例えば分厚い電話帳に書かれている全てを丸ごと記憶してしまったり。
一度見ただけの風景や建築物を正確に描いてみたり。

「三兄弟の場合は自閉症ではない。だが、サヴァン症候群の兆候がみられる。恐ろしいほど記憶力が良いんだ。」
「そんな事って…あるんですか?」
「解らん。サヴァンの場合はひとつの事に突出するが、三兄弟は記憶力という点で突出している。見たもの、聞いたものを正確に、ほぼ完ぺきに覚えてしまうようだ。ある時…。」
まだ、三兄弟と出逢ったばかりの頃。三人の前で椿がアラブ系の友人と電話で話をしていた事があった。その会話を、末っ子の秋典が丸ごと記憶してしまったらしく、数日後、椿の前でその時のアラビア語を見事に発音して意味を聞いて来たのだ。
その場にいた誰もが絶句した。
しかも。
「三人が三人共見事に発音してくれた。それで、研究者を呼んで簡単なテスト検査をしてみたんだ。」
「それでサヴァン症候群だと?」
「正確には違うだろう。ただ、それに近いものらしい、としか解らない。」
凄まじい記憶力を持つ兄弟…。
でも、それだと。
「待ってください。
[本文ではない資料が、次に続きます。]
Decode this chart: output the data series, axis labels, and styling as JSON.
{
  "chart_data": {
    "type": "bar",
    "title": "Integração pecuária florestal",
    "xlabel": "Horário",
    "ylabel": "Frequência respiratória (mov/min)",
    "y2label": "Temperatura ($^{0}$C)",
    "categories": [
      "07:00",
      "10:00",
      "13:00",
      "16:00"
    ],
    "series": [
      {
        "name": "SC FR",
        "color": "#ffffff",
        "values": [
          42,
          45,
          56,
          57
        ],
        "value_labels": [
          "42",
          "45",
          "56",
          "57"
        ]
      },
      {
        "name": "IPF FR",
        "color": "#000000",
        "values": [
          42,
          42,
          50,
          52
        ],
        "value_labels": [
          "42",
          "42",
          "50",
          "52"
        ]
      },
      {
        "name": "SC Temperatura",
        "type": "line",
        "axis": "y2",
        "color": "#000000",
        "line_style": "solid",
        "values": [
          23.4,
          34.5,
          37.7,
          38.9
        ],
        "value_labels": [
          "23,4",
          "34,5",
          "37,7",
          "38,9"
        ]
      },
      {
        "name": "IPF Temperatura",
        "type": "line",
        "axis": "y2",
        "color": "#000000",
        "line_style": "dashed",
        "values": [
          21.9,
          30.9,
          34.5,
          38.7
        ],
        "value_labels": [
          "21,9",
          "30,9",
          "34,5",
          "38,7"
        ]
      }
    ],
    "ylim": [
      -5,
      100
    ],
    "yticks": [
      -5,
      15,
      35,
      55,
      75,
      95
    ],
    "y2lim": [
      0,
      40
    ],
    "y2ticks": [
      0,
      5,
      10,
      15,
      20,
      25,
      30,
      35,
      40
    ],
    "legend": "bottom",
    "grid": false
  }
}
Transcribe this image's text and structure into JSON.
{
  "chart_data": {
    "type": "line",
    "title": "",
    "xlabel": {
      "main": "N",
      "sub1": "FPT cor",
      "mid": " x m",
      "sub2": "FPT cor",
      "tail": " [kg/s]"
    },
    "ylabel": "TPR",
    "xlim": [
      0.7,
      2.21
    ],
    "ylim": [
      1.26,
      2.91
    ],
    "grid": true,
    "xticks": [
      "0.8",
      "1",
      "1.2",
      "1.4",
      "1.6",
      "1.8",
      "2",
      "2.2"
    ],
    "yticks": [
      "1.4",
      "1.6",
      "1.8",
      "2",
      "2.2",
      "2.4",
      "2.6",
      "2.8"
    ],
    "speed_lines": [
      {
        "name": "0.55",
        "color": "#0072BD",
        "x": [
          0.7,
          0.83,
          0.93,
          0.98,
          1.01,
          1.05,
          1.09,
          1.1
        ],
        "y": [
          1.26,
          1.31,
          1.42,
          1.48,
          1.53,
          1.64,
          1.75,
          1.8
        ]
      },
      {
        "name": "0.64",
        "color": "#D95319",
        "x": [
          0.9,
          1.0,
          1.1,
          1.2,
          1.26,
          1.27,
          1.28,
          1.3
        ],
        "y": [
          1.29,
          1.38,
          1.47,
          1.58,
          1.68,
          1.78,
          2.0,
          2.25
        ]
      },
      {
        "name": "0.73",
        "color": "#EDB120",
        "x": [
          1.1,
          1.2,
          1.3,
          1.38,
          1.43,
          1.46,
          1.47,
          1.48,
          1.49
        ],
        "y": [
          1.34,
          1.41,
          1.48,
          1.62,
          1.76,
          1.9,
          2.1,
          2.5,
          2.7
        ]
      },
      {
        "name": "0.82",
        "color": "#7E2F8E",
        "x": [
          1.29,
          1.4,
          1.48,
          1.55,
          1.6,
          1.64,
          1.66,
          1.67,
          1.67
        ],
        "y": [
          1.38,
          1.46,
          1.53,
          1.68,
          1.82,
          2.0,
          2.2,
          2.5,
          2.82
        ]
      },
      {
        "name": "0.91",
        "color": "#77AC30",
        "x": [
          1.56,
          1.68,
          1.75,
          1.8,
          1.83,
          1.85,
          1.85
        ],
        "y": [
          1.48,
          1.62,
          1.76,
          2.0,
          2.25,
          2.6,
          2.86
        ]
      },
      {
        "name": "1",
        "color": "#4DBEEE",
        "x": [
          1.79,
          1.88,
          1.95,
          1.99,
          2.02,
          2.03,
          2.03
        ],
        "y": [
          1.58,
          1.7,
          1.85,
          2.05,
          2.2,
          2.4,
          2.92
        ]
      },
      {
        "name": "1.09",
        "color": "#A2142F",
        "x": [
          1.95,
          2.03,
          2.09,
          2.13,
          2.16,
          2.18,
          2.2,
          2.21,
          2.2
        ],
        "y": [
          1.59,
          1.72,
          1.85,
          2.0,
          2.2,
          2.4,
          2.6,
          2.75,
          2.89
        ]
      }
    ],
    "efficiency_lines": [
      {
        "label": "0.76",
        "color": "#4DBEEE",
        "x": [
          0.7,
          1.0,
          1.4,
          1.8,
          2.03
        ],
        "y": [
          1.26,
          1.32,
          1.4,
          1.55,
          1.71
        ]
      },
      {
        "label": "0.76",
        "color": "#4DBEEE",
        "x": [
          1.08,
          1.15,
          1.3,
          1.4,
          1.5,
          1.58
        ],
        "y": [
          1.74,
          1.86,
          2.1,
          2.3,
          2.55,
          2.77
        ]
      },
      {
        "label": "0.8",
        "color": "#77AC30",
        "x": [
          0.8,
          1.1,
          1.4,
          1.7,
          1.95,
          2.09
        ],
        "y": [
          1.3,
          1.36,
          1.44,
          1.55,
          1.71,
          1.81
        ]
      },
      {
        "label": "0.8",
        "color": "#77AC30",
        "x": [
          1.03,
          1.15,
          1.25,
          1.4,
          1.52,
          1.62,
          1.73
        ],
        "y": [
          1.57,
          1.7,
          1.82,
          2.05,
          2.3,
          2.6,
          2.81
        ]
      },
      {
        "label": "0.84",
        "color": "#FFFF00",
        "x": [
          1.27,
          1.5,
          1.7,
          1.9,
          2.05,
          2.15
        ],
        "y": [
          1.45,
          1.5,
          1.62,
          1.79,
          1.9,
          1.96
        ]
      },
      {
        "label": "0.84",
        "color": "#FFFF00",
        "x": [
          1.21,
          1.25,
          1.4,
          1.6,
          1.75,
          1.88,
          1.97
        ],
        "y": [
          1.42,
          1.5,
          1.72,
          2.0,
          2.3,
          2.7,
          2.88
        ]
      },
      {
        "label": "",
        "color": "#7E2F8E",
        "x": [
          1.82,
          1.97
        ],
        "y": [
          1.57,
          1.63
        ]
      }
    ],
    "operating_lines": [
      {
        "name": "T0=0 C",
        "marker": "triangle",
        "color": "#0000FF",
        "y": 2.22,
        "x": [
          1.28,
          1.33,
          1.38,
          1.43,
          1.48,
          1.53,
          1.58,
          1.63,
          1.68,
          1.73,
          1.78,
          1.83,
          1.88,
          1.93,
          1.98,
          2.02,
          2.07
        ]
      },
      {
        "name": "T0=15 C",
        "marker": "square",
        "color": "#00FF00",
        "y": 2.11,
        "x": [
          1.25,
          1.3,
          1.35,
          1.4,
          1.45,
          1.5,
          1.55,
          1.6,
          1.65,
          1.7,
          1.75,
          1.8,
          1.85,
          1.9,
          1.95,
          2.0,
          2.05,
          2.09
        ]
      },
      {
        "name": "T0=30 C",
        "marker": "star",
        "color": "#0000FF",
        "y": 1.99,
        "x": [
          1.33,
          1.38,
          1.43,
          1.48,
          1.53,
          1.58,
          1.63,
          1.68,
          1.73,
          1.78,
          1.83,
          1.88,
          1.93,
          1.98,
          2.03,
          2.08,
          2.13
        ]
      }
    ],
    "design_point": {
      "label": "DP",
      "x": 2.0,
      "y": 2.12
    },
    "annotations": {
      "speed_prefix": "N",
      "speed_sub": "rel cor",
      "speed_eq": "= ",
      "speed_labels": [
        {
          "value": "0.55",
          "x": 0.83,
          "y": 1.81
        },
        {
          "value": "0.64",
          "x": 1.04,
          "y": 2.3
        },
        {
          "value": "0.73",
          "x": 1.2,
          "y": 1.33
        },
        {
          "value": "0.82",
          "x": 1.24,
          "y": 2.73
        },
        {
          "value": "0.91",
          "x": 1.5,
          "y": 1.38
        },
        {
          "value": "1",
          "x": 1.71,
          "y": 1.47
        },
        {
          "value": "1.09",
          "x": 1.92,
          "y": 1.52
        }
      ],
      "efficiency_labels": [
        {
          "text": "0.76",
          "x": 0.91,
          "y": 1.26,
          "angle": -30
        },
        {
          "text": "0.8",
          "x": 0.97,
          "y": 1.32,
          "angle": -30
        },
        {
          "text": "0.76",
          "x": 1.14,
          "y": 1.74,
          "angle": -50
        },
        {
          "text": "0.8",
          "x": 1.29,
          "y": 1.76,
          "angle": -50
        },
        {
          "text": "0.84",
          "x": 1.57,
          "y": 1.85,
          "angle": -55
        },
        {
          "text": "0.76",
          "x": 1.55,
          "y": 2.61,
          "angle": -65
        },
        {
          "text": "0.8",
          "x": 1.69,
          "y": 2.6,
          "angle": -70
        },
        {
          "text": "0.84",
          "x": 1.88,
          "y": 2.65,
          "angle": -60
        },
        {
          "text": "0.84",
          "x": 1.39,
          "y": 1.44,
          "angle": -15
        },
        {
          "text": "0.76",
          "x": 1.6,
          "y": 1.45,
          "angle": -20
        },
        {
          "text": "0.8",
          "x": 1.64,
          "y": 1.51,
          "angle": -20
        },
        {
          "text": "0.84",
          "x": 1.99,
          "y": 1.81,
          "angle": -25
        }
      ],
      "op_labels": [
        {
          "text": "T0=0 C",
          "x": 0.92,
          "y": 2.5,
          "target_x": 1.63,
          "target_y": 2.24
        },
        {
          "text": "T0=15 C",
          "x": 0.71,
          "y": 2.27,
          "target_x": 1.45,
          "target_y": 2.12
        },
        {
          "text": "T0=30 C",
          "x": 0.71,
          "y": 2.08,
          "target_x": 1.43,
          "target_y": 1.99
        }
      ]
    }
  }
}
でも、末っ子は…確か精神的には保育園児だと…。」
「そうだ。しかし海斗。記憶と精神は近くて遠い。同じではないよ。秋典さんは、やる事なす事保育園児だが記憶力が良い。ただそれだけの事だ。」
「それだけって…。これから三人の天才児を相手に、衣食住(多分そうなるだろう)生活を共にする俺の身にもなってください。」
「お前なら大丈夫だ。」
「何がです。」
「三兄弟はとても性格が良い。誰からも好かれるタイプだ。お前もきっと気に入るし、彼らもお前を気に入るだろう。」
「そんな安易な事を…。」
「ふふ。それで、だ。」
「…。」
「最後の注意だが。」

三人はとても特殊な環境で生活している。
それに慣れてくれ。

「特殊…。」
「行けば解る。」

帰りたい…。
海斗は切実に思った。
三人の天才児。
しかも、その長男は絶世の美貌を誇り、あの椿の愛人だという。

「俺に…どうしろって言うんですか…。」
エレベーターに乗り込む際、ぼそりと呟いた海斗の声を、遠野はあっさり無視して最上階へ向かった。